A seven-member coalition of Republican states filed a lawsuit on Tuesday (May 1) against the Trump administration in an effort to end Deferred Action for Childhood Arrivals, or DACA, the Obama-era initiative that protects hundreds of thousands of young immigrants from deportation.
The lawsuit, filed by Texas Attorney General Ken Paxton, further complicates the program’s future. Three federal judges have blocked the termination of DACA, including a ruling last week which argued that the program’s rescission was "arbitrary and capricious."
In September, Attorney General Jeff Sessions announced that the Trump administration was rescinding DACA and urged Congress to find a legislative solution to the fate of some 700,000 immigrants who benefit from the program. The decision came after Texas and 10 other states threatened to sue the federal government if it did not rescind the measure by September 5, 2017.
Tuesday’s lawsuit, filed in the U.S. District Court in Brownsville, asks the court to determine whether Obama’s decision to grant protections from deportation is lawful, noting that the former president created the program without authority from Congress.
The suit reads:
This lawsuit does not call on this Court to resolve any of the challenges pending in California or elsewhere about the validity of executive action in 2017. Rather, this lawsuit challenges whether the 2012 executive action unilaterally creating DACA was itself lawful.

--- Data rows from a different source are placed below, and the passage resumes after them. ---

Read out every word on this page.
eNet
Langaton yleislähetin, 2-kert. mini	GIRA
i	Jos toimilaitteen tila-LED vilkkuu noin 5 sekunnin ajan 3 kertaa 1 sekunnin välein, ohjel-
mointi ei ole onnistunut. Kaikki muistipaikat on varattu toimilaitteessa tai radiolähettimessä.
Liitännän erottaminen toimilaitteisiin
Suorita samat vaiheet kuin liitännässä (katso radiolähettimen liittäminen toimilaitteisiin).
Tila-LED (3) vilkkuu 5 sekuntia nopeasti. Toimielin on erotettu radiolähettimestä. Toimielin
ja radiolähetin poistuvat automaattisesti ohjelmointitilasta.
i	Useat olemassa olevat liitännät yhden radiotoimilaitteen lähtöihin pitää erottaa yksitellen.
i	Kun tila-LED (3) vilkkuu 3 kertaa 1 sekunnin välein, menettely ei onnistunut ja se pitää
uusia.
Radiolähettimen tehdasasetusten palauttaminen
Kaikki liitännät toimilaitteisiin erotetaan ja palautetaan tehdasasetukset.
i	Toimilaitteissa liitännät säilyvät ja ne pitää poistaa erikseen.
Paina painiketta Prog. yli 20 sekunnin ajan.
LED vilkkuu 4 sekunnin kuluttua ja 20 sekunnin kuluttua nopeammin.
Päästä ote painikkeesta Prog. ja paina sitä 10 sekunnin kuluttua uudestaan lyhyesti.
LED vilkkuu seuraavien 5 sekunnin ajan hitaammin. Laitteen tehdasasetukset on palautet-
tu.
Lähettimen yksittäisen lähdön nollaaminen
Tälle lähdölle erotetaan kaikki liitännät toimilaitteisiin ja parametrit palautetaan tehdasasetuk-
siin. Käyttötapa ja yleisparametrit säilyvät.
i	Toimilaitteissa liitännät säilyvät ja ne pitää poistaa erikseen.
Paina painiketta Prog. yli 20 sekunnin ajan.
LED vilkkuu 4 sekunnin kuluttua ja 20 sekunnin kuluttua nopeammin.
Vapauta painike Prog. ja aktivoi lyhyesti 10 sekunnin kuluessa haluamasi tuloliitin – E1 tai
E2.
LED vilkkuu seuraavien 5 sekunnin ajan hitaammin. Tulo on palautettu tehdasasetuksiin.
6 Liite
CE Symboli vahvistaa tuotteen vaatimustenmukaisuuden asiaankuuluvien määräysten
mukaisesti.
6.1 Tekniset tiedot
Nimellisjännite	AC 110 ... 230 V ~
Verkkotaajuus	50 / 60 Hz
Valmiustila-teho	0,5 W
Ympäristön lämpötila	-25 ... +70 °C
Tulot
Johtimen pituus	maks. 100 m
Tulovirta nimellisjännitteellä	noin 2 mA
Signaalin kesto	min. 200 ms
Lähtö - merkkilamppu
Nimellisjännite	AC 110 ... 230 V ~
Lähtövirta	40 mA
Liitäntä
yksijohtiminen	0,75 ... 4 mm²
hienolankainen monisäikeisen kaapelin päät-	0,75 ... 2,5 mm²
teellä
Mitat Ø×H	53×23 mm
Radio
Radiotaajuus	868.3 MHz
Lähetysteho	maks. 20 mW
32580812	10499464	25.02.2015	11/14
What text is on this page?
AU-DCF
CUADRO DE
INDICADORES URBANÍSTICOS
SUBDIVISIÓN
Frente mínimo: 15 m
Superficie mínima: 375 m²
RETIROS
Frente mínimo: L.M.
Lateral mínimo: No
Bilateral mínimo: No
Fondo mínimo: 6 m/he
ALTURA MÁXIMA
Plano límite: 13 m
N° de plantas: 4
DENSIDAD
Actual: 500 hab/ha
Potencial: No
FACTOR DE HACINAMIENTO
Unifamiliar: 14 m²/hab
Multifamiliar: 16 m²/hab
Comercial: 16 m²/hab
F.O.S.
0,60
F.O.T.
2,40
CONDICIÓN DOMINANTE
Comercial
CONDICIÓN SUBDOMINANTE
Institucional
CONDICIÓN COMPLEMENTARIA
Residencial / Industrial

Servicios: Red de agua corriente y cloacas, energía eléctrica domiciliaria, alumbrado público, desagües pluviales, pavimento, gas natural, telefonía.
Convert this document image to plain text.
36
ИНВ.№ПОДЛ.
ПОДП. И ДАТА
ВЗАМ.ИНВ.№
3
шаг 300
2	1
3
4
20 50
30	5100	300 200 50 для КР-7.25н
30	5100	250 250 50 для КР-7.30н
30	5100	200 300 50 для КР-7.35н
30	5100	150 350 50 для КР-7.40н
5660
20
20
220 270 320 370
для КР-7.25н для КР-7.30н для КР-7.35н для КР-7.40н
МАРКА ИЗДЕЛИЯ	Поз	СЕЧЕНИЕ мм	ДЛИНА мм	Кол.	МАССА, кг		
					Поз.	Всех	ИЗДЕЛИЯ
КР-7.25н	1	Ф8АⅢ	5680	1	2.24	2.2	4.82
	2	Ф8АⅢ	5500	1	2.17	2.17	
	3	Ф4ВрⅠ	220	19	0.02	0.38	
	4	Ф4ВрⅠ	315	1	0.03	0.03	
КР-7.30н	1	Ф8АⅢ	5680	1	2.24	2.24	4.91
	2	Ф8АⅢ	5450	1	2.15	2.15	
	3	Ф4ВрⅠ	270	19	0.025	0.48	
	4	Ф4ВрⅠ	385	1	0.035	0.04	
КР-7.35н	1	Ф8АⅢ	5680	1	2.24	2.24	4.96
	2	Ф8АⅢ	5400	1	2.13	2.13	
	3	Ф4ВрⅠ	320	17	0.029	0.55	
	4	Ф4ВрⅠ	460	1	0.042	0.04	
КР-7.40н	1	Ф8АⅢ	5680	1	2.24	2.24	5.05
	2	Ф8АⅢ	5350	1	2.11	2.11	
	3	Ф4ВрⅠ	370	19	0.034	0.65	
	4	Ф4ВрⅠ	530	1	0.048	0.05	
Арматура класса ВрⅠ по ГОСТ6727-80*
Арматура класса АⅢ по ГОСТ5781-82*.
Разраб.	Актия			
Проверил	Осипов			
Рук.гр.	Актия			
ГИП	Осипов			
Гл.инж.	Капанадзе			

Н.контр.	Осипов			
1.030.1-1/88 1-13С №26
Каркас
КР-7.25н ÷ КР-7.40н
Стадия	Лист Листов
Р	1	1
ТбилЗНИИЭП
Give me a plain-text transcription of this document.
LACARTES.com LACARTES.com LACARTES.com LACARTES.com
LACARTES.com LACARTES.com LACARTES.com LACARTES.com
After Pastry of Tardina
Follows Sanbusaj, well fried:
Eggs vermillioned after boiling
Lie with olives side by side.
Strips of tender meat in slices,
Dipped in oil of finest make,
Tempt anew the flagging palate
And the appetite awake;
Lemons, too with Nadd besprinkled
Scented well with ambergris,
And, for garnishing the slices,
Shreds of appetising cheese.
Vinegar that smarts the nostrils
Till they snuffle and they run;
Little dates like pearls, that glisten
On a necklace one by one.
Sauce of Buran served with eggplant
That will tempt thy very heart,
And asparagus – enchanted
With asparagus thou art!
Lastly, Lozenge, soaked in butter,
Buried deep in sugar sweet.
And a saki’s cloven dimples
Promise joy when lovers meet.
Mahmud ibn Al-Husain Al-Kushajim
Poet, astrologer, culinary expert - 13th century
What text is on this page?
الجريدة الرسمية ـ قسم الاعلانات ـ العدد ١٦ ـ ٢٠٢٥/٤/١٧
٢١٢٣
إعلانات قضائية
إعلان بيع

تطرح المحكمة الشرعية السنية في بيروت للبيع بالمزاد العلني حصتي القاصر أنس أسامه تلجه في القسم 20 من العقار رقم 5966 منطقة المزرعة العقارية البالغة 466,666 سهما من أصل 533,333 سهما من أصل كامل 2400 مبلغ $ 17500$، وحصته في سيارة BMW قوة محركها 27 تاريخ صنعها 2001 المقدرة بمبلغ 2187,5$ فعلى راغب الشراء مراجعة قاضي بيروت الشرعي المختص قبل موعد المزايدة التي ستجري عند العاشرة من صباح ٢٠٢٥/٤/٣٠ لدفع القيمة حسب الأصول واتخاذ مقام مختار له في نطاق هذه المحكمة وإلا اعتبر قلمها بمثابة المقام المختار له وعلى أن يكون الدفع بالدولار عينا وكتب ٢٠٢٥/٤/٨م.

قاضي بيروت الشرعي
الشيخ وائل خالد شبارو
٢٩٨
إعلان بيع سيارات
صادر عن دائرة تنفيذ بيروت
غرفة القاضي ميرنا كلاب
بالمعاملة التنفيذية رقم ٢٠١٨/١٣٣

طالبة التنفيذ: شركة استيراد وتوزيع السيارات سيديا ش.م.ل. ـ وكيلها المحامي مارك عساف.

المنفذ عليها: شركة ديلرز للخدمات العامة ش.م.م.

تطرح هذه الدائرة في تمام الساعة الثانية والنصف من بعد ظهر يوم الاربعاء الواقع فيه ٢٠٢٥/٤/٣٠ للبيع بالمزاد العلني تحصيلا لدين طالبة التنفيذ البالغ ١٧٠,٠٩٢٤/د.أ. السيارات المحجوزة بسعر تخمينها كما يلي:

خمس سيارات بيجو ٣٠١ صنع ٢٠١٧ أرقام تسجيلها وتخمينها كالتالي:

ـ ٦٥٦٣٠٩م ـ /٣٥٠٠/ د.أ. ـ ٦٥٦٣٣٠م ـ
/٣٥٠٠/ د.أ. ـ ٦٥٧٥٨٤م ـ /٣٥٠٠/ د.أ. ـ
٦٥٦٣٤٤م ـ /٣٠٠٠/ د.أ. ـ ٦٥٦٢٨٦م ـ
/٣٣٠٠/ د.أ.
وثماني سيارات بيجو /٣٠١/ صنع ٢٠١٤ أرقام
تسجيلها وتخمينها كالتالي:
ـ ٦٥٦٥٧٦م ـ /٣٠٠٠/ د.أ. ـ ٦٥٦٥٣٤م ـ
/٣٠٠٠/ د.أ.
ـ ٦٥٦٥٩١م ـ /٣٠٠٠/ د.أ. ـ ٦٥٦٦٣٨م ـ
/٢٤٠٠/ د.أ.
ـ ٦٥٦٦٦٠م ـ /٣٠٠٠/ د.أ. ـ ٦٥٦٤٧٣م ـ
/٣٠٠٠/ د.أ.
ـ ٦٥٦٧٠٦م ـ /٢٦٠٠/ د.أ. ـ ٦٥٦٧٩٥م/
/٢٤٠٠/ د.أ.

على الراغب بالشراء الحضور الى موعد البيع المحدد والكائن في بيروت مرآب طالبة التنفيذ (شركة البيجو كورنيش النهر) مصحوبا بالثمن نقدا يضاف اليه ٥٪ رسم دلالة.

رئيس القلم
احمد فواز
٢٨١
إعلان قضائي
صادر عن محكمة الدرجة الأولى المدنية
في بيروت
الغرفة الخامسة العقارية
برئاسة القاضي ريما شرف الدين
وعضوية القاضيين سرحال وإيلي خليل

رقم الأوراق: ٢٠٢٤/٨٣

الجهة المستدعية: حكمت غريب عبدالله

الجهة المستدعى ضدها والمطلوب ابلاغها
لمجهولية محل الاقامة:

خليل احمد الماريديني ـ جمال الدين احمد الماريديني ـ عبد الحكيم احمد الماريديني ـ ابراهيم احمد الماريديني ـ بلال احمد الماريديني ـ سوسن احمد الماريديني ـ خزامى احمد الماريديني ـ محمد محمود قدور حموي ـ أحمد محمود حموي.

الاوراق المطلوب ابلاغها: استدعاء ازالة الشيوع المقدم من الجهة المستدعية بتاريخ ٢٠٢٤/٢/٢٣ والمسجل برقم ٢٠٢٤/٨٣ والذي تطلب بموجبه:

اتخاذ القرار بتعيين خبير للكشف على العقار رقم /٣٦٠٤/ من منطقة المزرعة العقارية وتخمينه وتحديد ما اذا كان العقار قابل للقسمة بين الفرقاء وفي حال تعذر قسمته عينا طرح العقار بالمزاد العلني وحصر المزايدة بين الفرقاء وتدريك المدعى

Last week’s federal ruling ordering the Trump administration to continue DACA also called on the government to reopen the program to new applicants, a decision that could benefit hundreds of thousands of immigrants. The judge, however, stayed the decision, giving the Department of Homeland Security 90 days to produce a strong argument for ending DACA.
On Tuesday, six other states—Alabama, Arkansas, Louisiana, Nebraska, South Carolina and West Virginia—joined Texas as plaintiffs in the case.
"Our lawsuit is about the rule of law, not the wisdom of any particular immigration policy," Paxton said in a statement. "Left intact, DACA sets a dangerous precedent by giving the executive branch sweeping authority to ignore the laws enacted by Congress and change our nation’s immigration laws to suit a president’s own policy preferences."
"Instead of wasting taxpayer funds to pick on these Americans without status, the Attorney General should join the bipartisan chorus calling on Congress to fix a broken immigration system that denies these kids their rightful place at the American table," state Rep. Rafael Anchia, head of the Mexican American Legislative Caucus, told the Texas Tribune.
Joseph Sellers, an attorney with the NAACP, told The Washington Post that the Paxton lawsuit was a worrying development that could force the Supreme Court to take up the case.